FeOOH-polypyrrole-multiwalled carbon nanotube ternary nanocomposite fabricated by liquid-liquid co-extraction technique for supercapacitors application

Abstract

FeOOH-polypyrrole-multiwalled carbon nanotube (FeOOH-PPy-MWCNT) ternary nanocomposite for supercapacitor negative electrodes are prepared by liquid-liquid co-extraction (LLCE) technique using decylphosphonic acid (DPPA) as efficient co-extractor. LLCE offers advantages of reduced agglomeration and facilitates mixing of the individual components. This technique allows direct particle transfer from the reaction medium to the electrode fabrication slurry. The mechanism of LLCE extraction is analyzed. The synergetic effect of FeOOH, PPy and MWCNT significantly enhances charge storage properties of the FeOOH-PPy-MWCNT ternary nanocomposite electrodes. The FeOOH-PPy-MWCNT ternary nanocomposite electrode shows an integral capacitance of 5.1 F cm−2 (137.9 F g−1) in a negative potential window, which is significantly higher than capacitances of binary FeOOH-MWCNT and PPy-MWCNT nanocomposites. Moreover, the ternary composite offers advantages of a larger voltage window. Testing results for the ternary composites at different electrode potentials show reduced AC impedance.
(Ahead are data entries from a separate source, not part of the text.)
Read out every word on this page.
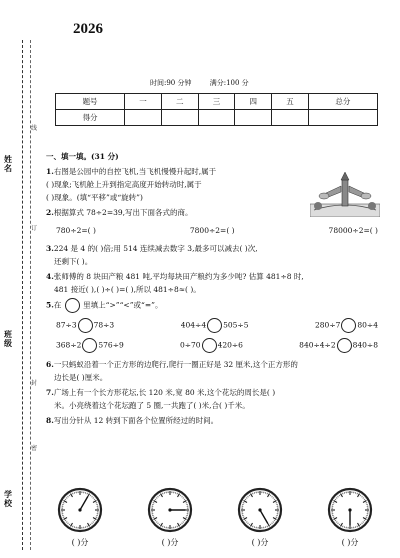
姓名
班级
学校
线
订
封
密
2026
时间:90 分钟	满分:100 分
题号	一	二	三	四	五	总分
得分						
一、填一填。(31 分)
1.右图是公园中的自控飞机,当飞机慢慢升起时,属于
( )现象;飞机舱上升到指定高度开始转动时,属于
( )现象。(填“平移”或“旋转”)
2.根据算式 78÷2=39,写出下面各式的商。
780÷2=( )	7800÷2=( )	78000÷2=( )
3.224 是 4 的( )倍;用 514 连续减去数字 3,最多可以减去( )次,
还剩下( )。
4.张师傅的 8 块田产粮 481 吨,平均每块田产粮约为多少吨? 估算 481÷8 时,
481 接近( ),( )÷( )=( ),所以 481÷8≈( )。
5.在	里填上“>”“<”或“=”。
87÷3 78÷3	404÷4 505÷5	280÷7 80÷4
368÷2 576÷9	0÷70 420÷6	840÷4÷2 840÷8
6.一只蚂蚁沿着一个正方形的边爬行,爬行一圈正好是 32 厘米,这个正方形的
边长是( )厘米。
7.广场上有一个长方形花坛,长 120 米,宽 80 米,这个花坛的周长是( )
米。小亮绕着这个花坛跑了 5 圈,一共跑了( )米,合( )千米。
8.写出分针从 12 转到下面各个位置所经过的时间。
( )分	( )分	( )分	( )分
The asymmetric supercapacitor device composed of FeOOH-PPy-MWCNT anode and MnO2-MWCNT cathode exhibits a high areal capacitance of 2.5 F cm−2 at scanning rate of 2 mV s−1 in a voltage window of 1.6 V at an extremely small impedance. This facile LLCE fabrication technique opens a door for fabrication of advanced nanocomposite materials for supercapacitor applications.